Brat in my Flat: A Creative Discursive
Advika Surana, Guest Writer
All my childhood I wanted a sibling, so when I got one you would expect me to be thrilled. I was not.
Many of us have siblings. Many of us love our siblings despite wanting to strangle them at times. Many of us see our siblings as our built-in best friends who have our back no matter what—but who would also be “eliminated” like Squid Game if they take one step into our room. And that’s what having siblings is all about.
After having a sibling, I was often found grinning uncontrollably for the first year or two. But as I slowly got used to having a little brother, I found all his “amusement” made me grit my teeth and clench my fists until my knuckles turned white. He would snatch my book out of my hands to make me play with him, pull my hair when I didn’t pay attention, and yell throughout countless nights just to make sure I wouldn’t fall asleep. I felt distraught. All I did was give my free time to that attention seeker.
People said I had hit the jackpot—that I always had my brother on my side no matter what—forcing a stiff smile when I introduced him. I argued, saying that only children always have their parents’ full attention and affection all to themselves. My friends envy that I have a personal entertainer, a sidekick in mischief, and a friend who follows me around like a lost puppy. And honestly, they weren’t wrong—my brother and I have an Abu and Aladdin relationship.
Technically, midnight feasts were reserved for sleepovers, but every once in a while our endless “telling on each other” would take a break, and we would pinky promise not to let anyone know about our late-night snack. As our parents fell asleep, we would tiptoe to the fridge, avoiding creaky floorboards, take out snacks, and play card games under the warm glow of the night lamp. It was the perfect Tom and Jerry combo.
Being the older child, I can safely say that we are superior to the younger ones. Of course, our parents only continued having children after us because we were so amazing.
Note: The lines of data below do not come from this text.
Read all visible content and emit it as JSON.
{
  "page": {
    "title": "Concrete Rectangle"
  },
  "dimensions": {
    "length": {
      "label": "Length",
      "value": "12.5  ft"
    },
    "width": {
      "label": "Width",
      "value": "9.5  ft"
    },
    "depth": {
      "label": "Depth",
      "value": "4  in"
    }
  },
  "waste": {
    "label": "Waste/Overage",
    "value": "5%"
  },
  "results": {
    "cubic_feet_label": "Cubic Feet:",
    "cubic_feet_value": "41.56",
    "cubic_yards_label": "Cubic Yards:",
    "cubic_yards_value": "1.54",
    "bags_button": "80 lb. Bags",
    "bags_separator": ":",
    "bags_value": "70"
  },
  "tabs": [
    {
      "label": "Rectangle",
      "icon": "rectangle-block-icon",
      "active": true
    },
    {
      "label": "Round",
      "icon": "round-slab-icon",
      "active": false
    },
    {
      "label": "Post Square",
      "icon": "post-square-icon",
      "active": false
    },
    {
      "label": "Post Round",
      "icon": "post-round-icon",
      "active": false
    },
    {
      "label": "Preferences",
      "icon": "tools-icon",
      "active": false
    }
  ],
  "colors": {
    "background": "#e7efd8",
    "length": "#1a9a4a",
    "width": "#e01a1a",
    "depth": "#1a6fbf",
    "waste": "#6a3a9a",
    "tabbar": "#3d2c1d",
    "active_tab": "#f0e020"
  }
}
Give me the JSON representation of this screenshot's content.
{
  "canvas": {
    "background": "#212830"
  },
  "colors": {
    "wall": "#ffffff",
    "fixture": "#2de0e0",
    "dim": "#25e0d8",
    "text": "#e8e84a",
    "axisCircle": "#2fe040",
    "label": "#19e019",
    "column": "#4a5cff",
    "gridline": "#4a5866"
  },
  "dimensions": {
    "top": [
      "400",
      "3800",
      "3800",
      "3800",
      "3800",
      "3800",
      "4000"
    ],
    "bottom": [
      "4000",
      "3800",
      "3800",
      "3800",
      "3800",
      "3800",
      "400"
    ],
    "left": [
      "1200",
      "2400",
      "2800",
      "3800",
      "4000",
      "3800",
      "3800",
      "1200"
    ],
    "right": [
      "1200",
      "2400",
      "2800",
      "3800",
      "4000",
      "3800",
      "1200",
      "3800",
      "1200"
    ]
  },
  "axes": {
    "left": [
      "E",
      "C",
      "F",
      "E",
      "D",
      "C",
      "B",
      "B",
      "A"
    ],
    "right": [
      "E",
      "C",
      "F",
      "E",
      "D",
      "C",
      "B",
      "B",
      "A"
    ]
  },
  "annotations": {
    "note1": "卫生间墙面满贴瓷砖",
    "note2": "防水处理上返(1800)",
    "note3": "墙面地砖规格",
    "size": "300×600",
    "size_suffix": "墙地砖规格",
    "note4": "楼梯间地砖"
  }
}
But if our siblings failed to meet those expectations, I guess we set the bar too high.
Even studies have shown time and time again that older children often score higher in leadership roles and academics. Like in “The Incredibles” where Violet Parr, the eldest child is a natural-born leader and an intelligent individual. Sabrina Molden a licensed psychologist says “Research has consistently proven that oldest children are slightly more intelligent than their siblings. They tend to be more conscious and have an achievement-directed mindset.”
In other words, we’re basically born to be responsible, successful, and slightly overworked—very much like the eldest sibling dynamic seen in shows like “The Simpsons”, where responsibility often falls on the oldest child in chaotic households. Meanwhile, the younger ones are just here for the constant yapping.
The older child is often the parents’ ultimate experiment and expectation setter. But as Spider-Man reminds us: “With great power comes great responsibility.” Unfortunately, that power comes with being a full-time role model.
If I ever pick up a new hobby or try the latest trend, I know that my brother will start doing the same within a few days—like I’ve accidentally started a fan club. Even characters like Anna and Elsa in “Frozen” show how younger siblings often mirror older ones, whether they admit it or not. My habits and actions are reflected in his behavior. Meaning I can’t even be dramatic in peace.
Honestly, between the copycat moments, the pointless arguments, and the constant competition, you wouldn’t expect anything good to come out of it. But somehow, it all turns into a weird kind of friendship—one built on loyalty, shared chaos, and a silent understanding that, no matter what, we’ve got each other
And that’s what having siblings is all about—arguing over who gets the front seat in the car, yet teaming up to convince our parents to buy us the latest Nintendo game.